Restait à s’orienter. Reconnaissait-il les lieux ? Quelle était cette
colline rocailleuse, où poussaient quelques rares brins d’herbes, secs et drus,
et où s’échelonnaient de maigres buissons, brûlés par le soleil ?
    C’était la colline de Hattin. La veille au soir, les Francs
s’y étaient arrêtés, après une journée de chevauchée dans le désert. Ils
avaient longé les sommets enneigés de Tûr’ân et d’al-Shajara, laissé derrière
eux les monts Lûbiya et Khân Madîn, franchi les hauteurs de Meskana, et
s’étaient hâtés vers Tibériade, dont la ville était occupée et le château
assailli par Saladin.
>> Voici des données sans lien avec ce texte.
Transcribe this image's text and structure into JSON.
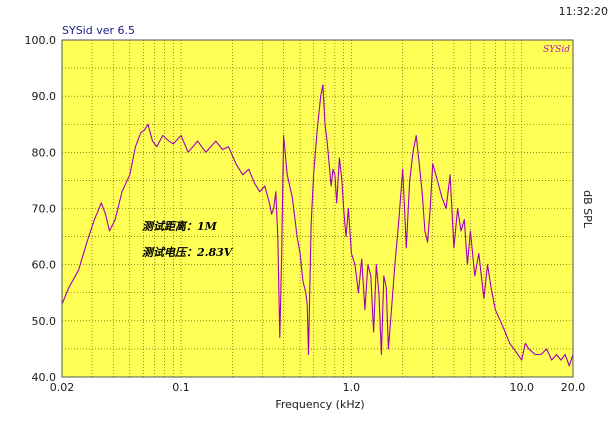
{
  "app_title": "SYSid ver 6.5",
  "clock": "11:32:20",
  "logo": "SYSid",
  "chart_data": {
    "type": "line",
    "xscale": "log",
    "xlabel": "Frequency (kHz)",
    "ylabel": "dB SPL",
    "xlim": [
      0.02,
      20.0
    ],
    "ylim": [
      40.0,
      100.0
    ],
    "xticks": [
      {
        "v": 0.02,
        "label": "0.02"
      },
      {
        "v": 0.1,
        "label": "0.1"
      },
      {
        "v": 1.0,
        "label": "1.0"
      },
      {
        "v": 10.0,
        "label": "10.0"
      },
      {
        "v": 20.0,
        "label": "20.0"
      }
    ],
    "yticks": [
      {
        "v": 100,
        "label": "100.0"
      },
      {
        "v": 90,
        "label": "90.0"
      },
      {
        "v": 80,
        "label": "80.0"
      },
      {
        "v": 70,
        "label": "70.0"
      },
      {
        "v": 60,
        "label": "60.0"
      },
      {
        "v": 50,
        "label": "50.0"
      },
      {
        "v": 40,
        "label": "40.0"
      }
    ],
    "grid": true,
    "colors": {
      "plot_bg": "#ffff55",
      "grid": "#4a4a00",
      "line": "#a000b4",
      "frame": "#555555"
    },
    "annotations": [
      "测试距离：1M",
      "测试电压：2.83V"
    ],
    "series": [
      {
        "x": [
          0.02,
          0.022,
          0.025,
          0.028,
          0.031,
          0.034,
          0.036,
          0.038,
          0.041,
          0.045,
          0.05,
          0.054,
          0.058,
          0.061,
          0.064,
          0.068,
          0.072,
          0.078,
          0.085,
          0.09,
          0.1,
          0.11,
          0.125,
          0.14,
          0.16,
          0.175,
          0.19,
          0.21,
          0.23,
          0.25,
          0.27,
          0.29,
          0.31,
          0.33,
          0.34,
          0.35,
          0.36,
          0.37,
          0.38,
          0.39,
          0.4,
          0.42,
          0.45,
          0.48,
          0.5,
          0.52,
          0.54,
          0.55,
          0.56,
          0.58,
          0.6,
          0.63,
          0.66,
          0.68,
          0.7,
          0.72,
          0.74,
          0.76,
          0.78,
          0.8,
          0.82,
          0.85,
          0.88,
          0.9,
          0.93,
          0.96,
          1.0,
          1.05,
          1.1,
          1.15,
          1.2,
          1.25,
          1.3,
          1.35,
          1.4,
          1.45,
          1.5,
          1.55,
          1.6,
          1.65,
          1.7,
          1.8,
          1.9,
          2.0,
          2.05,
          2.1,
          2.2,
          2.3,
          2.4,
          2.5,
          2.6,
          2.7,
          2.8,
          2.9,
          3.0,
          3.2,
          3.4,
          3.6,
          3.8,
          4.0,
          4.2,
          4.4,
          4.6,
          4.8,
          5.0,
          5.3,
          5.6,
          6.0,
          6.3,
          6.6,
          7.0,
          7.5,
          8.0,
          8.5,
          9.0,
          9.5,
          10.0,
          10.5,
          11.0,
          12.0,
          13.0,
          14.0,
          15.0,
          16.0,
          17.0,
          18.0,
          19.0,
          20.0
        ],
        "y": [
          53,
          56,
          59,
          64,
          68,
          71,
          69,
          66,
          68,
          73,
          76,
          81,
          83.5,
          84,
          85,
          82,
          81,
          83,
          82,
          81.5,
          83,
          80,
          82,
          80,
          82,
          80.5,
          81,
          78,
          76,
          77,
          74.5,
          73,
          74,
          71,
          69,
          70,
          73,
          65,
          47,
          62,
          83,
          76,
          72,
          65,
          62,
          57,
          55,
          53,
          44,
          67,
          76,
          84,
          90,
          92,
          85,
          82,
          78,
          74,
          77,
          76,
          71,
          79,
          75,
          70,
          65,
          70,
          62,
          60,
          55,
          61,
          52,
          60,
          58,
          48,
          60,
          55,
          44,
          58,
          56,
          45,
          50,
          60,
          68,
          77,
          70,
          63,
          75,
          80,
          83,
          78,
          73,
          66,
          64,
          70,
          78,
          75,
          72,
          70,
          76,
          63,
          70,
          66,
          68,
          60,
          66,
          58,
          62,
          54,
          60,
          56,
          52,
          50,
          48,
          46,
          45,
          44,
          43,
          46,
          45,
          44,
          44,
          45,
          43,
          44,
          43,
          44,
          42,
          44
        ]
      }
    ]
  }
}
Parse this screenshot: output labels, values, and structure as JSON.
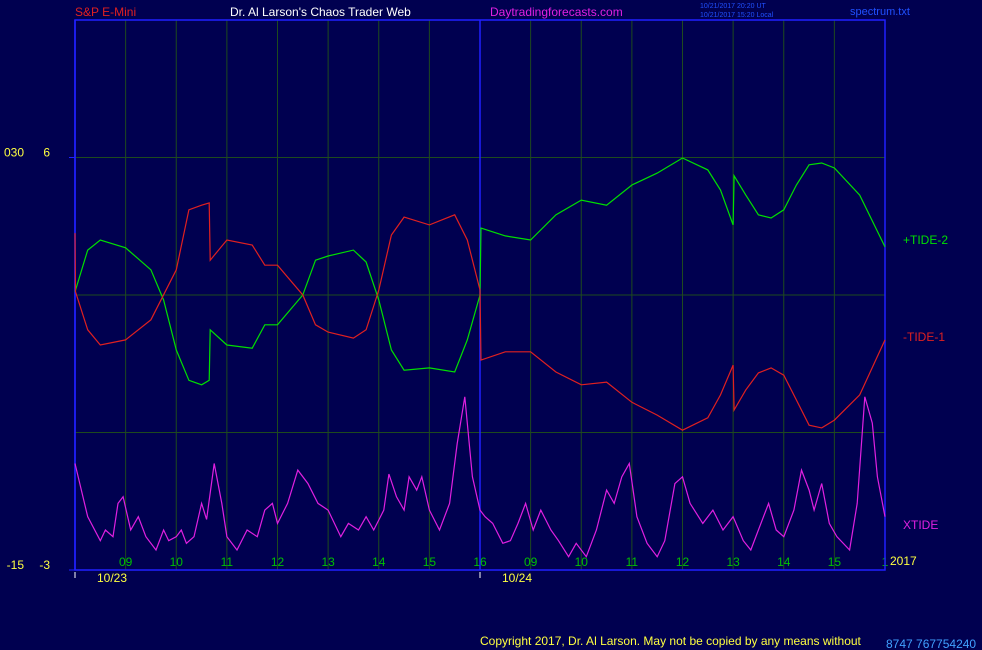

Il leur restait une demi-journée de route, mais la soif
et l’absence de ravitaillement avaient allongé les distances.
    La gorge sèche, Morgennes marcha vers la colline dont les
sommets – deux pics rocheux au pied desquels le roi de Jérusalem avait
planté sa tente – se dressaient dans le ciel du petit matin, comme les
cornes du diable. Il pensait y retrouver, sinon les troupes du roi Guy de
Lusignan, du moins celles du Temple et de l’Hôpital. Et qui sait, peut-être
Emmanuel ? D’ailleurs, il entendait des voix et des cliquetis d’armures.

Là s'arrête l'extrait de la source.